Gov. Gavin Newsom has declared a statewide emergency in order to help California respond to the fires burning across the state amid an extreme heat wave.
More than 30 wildfires are burning across California, including nearly a dozen that started in the last two days, according to officials with the California Department of Forestry and Fire Protection and a Los Angeles Times analysis. Officials have said more rolling blackouts were likely Tuesday afternoon and evening due to power shortages tied to the heat.
While the containment of some fires is increasing, other blazes are being sparked and are growing amid a combination of excessive heat and lightning-fueled thunderstorms induced by a tropical storm in the Pacific Ocean.
In a press release, Newsom’s office said that the state had secured assistance this week from the Federal Emergency Management Agency to respond to fires in Napa, Nevada and Monterey counties.
“We are deploying every resource available to keep communities safe as California battles fires across the state during these extreme conditions,” said Newsom. “California and its federal and local partners are working in lockstep to meet the challenge and remain vigilant in the face of continued dangerous weather conditions.”
Cal Fire Capt. Richard Cordova said most of the biggest fires — including several in the Central Valley and Northern California — are believed to have been caused by lightning strikes, which can alight dry grasses and brush.
The River fire in Monterey County, which has burned through more than 4,000 acres and is 10% contained, as well as fires in San Mateo and Santa Cruz counties — including the CZU August Lightning Complex, which has burned through 1,000 acres and has no containment — pose threats to the population, Cordova said.
The River fire has already destroyed six structures and damaged two others, according to Cal Fire. More than 1,500 structures remain threatened by the blaze that has prompted mandatory evacuations.
“We had this kind of occurrence happen in 2008, where we had numerous lightning strikes and fires in that region,” Cordova said. “It’s a little late in the thunderstorm season, but not a rarity to see these lightning events take place.”
Firefighters are battling flames amid an intense heat wave that began late last week and has set record high temperatures across California. On Sunday, the mercury in Death Valley reached 130 degrees — possibly the highest mercury reading on Earth in almost 90 years.
“The heat wave is certainly not helping things,” National Weather Service meteorologist Mike Wofford said of the fires, adding that the heat is not only an increased fire risk, but also a burden on firefighters. “It’s been a tough few days, and it’s going to stay pretty hot during the week.”

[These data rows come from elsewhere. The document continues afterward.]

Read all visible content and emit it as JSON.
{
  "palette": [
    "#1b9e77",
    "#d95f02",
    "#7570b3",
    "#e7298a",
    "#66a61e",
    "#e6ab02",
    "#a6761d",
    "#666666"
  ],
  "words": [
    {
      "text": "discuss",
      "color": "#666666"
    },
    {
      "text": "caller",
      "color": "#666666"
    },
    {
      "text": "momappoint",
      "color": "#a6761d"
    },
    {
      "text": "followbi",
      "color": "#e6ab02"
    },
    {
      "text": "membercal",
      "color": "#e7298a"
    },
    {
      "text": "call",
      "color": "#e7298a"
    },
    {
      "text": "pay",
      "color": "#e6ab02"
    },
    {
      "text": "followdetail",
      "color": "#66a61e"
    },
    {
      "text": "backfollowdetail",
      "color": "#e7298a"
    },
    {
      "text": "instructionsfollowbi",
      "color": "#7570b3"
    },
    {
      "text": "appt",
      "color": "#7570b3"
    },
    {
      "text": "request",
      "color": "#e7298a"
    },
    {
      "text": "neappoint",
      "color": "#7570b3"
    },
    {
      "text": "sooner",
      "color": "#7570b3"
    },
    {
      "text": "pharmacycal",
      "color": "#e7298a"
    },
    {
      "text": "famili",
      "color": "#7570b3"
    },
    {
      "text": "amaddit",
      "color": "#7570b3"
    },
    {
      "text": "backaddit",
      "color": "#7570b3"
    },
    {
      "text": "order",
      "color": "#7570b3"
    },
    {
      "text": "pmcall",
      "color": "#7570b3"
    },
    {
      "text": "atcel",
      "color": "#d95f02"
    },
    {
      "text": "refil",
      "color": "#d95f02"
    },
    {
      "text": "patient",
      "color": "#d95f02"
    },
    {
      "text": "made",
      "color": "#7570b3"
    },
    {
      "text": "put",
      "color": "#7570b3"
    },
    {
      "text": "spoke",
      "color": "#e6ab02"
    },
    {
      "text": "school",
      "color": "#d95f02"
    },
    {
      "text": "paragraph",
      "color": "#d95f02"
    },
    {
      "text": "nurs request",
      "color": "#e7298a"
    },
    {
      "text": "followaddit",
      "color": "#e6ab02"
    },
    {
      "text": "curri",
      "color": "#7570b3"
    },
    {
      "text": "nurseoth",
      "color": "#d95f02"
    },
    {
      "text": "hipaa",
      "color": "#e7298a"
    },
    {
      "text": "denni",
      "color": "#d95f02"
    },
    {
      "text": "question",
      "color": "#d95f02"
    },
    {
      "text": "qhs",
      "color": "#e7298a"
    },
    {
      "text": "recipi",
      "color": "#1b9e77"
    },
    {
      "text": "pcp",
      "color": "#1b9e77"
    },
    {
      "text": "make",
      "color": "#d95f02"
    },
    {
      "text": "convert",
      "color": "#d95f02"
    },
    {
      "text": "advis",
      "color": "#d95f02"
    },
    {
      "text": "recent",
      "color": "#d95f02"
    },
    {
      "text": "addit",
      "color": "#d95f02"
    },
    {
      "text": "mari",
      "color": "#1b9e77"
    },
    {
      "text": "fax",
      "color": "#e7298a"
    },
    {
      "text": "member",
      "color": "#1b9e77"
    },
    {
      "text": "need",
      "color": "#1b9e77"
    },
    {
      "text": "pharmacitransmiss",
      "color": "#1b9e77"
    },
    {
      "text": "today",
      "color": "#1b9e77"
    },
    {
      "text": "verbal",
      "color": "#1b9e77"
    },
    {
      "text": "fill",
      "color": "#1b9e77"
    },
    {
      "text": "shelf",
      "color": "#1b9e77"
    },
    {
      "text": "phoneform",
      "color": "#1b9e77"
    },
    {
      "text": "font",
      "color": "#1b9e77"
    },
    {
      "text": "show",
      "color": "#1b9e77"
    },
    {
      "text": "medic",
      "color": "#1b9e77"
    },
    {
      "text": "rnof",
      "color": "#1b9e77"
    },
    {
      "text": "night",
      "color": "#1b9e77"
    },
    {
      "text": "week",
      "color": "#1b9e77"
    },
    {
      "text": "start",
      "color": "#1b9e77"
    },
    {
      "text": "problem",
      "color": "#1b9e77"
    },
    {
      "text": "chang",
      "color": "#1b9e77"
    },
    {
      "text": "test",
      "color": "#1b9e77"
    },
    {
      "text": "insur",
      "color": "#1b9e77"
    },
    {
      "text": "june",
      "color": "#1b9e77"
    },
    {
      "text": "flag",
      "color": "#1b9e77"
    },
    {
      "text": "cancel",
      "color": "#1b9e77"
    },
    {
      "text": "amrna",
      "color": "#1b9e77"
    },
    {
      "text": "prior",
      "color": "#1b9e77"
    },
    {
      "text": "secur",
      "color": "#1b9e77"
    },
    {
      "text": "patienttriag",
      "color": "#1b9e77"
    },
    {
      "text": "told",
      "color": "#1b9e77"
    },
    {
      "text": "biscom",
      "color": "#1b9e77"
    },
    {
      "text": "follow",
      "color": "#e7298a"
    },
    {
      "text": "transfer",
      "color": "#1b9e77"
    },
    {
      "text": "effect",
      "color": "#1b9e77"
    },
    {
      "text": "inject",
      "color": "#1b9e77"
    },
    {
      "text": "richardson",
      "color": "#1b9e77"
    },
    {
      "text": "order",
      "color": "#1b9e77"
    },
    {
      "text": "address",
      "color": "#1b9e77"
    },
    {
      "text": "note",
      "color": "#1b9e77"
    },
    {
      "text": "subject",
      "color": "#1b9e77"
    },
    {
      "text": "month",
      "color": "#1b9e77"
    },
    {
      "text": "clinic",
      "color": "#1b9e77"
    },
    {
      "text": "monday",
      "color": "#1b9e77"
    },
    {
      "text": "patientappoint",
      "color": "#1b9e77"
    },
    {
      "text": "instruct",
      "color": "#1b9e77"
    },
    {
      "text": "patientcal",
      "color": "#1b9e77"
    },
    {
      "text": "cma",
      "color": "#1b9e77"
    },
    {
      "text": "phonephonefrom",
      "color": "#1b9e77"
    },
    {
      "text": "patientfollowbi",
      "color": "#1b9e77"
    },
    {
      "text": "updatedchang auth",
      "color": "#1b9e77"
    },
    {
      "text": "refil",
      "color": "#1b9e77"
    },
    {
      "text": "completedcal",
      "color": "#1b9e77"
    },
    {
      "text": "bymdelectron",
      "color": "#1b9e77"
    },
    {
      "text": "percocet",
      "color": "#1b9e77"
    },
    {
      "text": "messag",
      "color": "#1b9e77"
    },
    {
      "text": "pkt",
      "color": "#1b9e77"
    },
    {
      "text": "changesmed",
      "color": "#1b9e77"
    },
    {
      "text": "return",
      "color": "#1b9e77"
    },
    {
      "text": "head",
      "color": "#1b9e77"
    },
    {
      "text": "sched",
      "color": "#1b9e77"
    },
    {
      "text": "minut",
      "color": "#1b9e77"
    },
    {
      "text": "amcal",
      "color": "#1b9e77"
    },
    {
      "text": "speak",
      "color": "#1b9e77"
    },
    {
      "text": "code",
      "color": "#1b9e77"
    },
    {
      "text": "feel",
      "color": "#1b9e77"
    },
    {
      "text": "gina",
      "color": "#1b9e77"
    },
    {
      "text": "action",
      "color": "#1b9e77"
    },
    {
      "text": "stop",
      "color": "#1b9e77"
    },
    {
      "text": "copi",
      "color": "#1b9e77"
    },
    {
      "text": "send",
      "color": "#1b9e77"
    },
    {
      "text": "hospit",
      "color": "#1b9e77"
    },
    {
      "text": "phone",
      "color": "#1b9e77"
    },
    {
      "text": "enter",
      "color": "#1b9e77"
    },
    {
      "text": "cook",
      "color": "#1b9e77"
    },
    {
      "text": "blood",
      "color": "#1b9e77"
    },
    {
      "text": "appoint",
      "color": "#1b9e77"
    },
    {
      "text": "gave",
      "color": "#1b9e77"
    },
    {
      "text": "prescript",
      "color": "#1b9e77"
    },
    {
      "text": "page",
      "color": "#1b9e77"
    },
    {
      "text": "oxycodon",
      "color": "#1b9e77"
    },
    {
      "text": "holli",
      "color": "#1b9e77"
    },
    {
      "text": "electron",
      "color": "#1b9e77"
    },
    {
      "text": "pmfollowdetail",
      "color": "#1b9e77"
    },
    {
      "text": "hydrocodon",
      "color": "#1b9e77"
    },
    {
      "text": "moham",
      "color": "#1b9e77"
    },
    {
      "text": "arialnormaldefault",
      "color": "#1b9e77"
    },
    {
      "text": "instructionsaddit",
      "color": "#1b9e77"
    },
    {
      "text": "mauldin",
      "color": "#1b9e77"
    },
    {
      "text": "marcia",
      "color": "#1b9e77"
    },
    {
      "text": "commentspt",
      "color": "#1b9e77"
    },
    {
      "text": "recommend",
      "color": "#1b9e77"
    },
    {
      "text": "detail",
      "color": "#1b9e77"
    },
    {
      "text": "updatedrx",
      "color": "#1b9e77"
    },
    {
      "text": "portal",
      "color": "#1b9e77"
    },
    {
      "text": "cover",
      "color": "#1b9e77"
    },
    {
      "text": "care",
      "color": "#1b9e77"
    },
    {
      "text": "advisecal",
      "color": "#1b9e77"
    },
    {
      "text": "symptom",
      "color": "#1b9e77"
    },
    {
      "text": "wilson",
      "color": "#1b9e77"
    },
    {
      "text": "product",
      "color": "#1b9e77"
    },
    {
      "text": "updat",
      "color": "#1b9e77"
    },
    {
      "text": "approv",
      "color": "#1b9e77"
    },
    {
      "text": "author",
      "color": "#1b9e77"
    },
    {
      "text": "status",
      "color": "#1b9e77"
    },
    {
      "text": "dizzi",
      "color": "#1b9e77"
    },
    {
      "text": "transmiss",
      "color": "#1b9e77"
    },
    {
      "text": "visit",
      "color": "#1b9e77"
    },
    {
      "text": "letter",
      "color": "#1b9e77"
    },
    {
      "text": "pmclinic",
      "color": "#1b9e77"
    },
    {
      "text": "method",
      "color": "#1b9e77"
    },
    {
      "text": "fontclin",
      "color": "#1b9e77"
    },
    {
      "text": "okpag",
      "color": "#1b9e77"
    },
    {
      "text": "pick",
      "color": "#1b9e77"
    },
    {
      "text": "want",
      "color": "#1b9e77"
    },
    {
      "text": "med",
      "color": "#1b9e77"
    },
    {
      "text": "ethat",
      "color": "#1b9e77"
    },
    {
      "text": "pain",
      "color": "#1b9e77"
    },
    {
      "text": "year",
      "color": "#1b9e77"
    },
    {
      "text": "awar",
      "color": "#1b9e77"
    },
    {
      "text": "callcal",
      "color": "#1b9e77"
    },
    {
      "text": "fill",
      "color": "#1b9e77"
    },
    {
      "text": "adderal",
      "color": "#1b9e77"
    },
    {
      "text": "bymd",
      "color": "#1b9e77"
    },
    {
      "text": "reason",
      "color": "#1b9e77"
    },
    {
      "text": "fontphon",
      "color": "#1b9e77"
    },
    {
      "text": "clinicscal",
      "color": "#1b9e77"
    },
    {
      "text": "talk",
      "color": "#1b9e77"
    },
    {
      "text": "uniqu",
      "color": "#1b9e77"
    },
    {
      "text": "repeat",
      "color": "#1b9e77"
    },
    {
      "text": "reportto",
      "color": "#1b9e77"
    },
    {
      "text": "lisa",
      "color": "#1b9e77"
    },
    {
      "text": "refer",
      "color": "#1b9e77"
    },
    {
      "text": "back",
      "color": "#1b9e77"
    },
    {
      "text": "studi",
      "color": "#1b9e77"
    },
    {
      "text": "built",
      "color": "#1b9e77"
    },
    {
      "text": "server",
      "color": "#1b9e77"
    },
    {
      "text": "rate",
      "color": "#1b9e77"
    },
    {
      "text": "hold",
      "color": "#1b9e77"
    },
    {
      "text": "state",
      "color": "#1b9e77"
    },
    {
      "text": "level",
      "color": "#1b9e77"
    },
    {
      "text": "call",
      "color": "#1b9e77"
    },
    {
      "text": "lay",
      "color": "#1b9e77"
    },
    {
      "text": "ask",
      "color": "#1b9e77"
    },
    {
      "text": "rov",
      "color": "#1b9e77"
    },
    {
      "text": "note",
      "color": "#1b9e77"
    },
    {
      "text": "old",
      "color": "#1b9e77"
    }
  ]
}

Storms have also made matters worse. Humidity from the Southeast is a source for some of the state’s thunderstorms, Wofford said, and although rain can help dampen fires and assist in containment efforts, gusty winds created by the storms can be hazardous.

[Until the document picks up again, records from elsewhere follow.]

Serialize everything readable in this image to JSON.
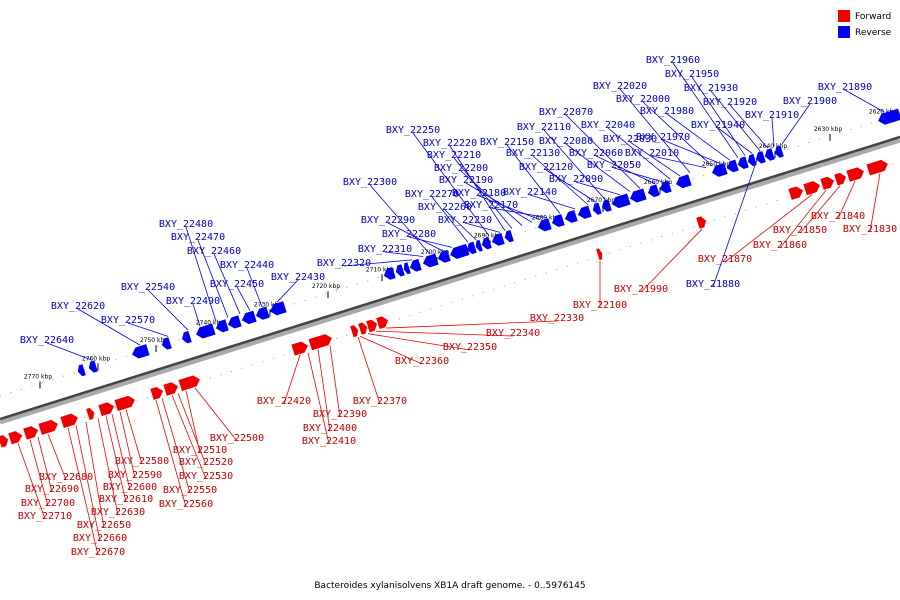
{
  "legend": {
    "forward_label": "Forward",
    "reverse_label": "Reverse",
    "forward_color": "#ee0000",
    "reverse_color": "#0000ee"
  },
  "caption": "Bacteroides xylanisolvens XB1A draft genome. - 0..5976145",
  "ticks": [
    "2620 kbp",
    "2630 kbp",
    "2640 kbp",
    "2650 kbp",
    "2660 kbp",
    "2670 kbp",
    "2680 kbp",
    "2690 kbp",
    "2700 kbp",
    "2710 kbp",
    "2720 kbp",
    "2730 kbp",
    "2740 kbp",
    "2750 kbp",
    "2760 kbp",
    "2770 kbp"
  ],
  "reverse_genes": [
    "BXY_21890",
    "BXY_21900",
    "BXY_21910",
    "BXY_21920",
    "BXY_21930",
    "BXY_21940",
    "BXY_21950",
    "BXY_21960",
    "BXY_21970",
    "BXY_21980",
    "BXY_22000",
    "BXY_22010",
    "BXY_22020",
    "BXY_22030",
    "BXY_22040",
    "BXY_22050",
    "BXY_22060",
    "BXY_22070",
    "BXY_22080",
    "BXY_22090",
    "BXY_22110",
    "BXY_22120",
    "BXY_22130",
    "BXY_22140",
    "BXY_22150",
    "BXY_22170",
    "BXY_22180",
    "BXY_22190",
    "BXY_22200",
    "BXY_22210",
    "BXY_22220",
    "BXY_22230",
    "BXY_22250",
    "BXY_22260",
    "BXY_22270",
    "BXY_22280",
    "BXY_22290",
    "BXY_22300",
    "BXY_22310",
    "BXY_22320",
    "BXY_22430",
    "BXY_22440",
    "BXY_22450",
    "BXY_22460",
    "BXY_22470",
    "BXY_22480",
    "BXY_22490",
    "BXY_22540",
    "BXY_22570",
    "BXY_22620",
    "BXY_22640",
    "BXY_21880"
  ],
  "forward_genes": [
    "BXY_21830",
    "BXY_21840",
    "BXY_21850",
    "BXY_21860",
    "BXY_21870",
    "BXY_21990",
    "BXY_22100",
    "BXY_22330",
    "BXY_22340",
    "BXY_22350",
    "BXY_22360",
    "BXY_22370",
    "BXY_22390",
    "BXY_22400",
    "BXY_22410",
    "BXY_22420",
    "BXY_22500",
    "BXY_22510",
    "BXY_22520",
    "BXY_22530",
    "BXY_22550",
    "BXY_22560",
    "BXY_22580",
    "BXY_22590",
    "BXY_22600",
    "BXY_22610",
    "BXY_22630",
    "BXY_22650",
    "BXY_22660",
    "BXY_22670",
    "BXY_22680",
    "BXY_22690",
    "BXY_22700",
    "BXY_22710"
  ]
}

In Southern California, Wofford said that thunderstorms have been contained mostly to the mountains, where the Lake fire in the Angeles National Forest has raged for more than a week. The blaze has burned through more than 22,000 acres and was 38% contained as of Tuesday morning.
In neighboring Ventura County, the Holser fire erupted Monday afternoon near Lake Piru and destroyed more than 1,000 acres. Although the blaze did not grow much overnight, firefighters were not able to make any progress on containment.
Among the largest fires in the state — the Apple fire in Riverside County, which began July 31 — is now 95% contained after burning more than 33,000 acres. The blaze was ignited by a malfunctioning car, Cal Fire officials said.
The fire prompted evacuation orders across the Inland Empire region, which were complicated by the coronavirus pandemic. Designated evacuation centers were abandoned in favor of hotels in order to stem the potential spread of the illness among people in close quarters.
Fire officials say Southern California has entered a new chapter of the 2020 fire season, with vegetation that was soaked by a series of storms in the late spring now dried out and prone to ignition. What comes next are the searing Santa Ana winds of the fall.
“We’re getting to the most critical part … after a long, hot, dry summer,” Los Angeles County Fire Chief Darrell Osby said last week.
Cordova cautioned that residents looking to clear brush around their homes as part of fire-prevention efforts should do so before 10 a.m., when the heat is more manageable.
“It’s not too late — just don’t wait until the last minute when we get deeper into fire season,” he said.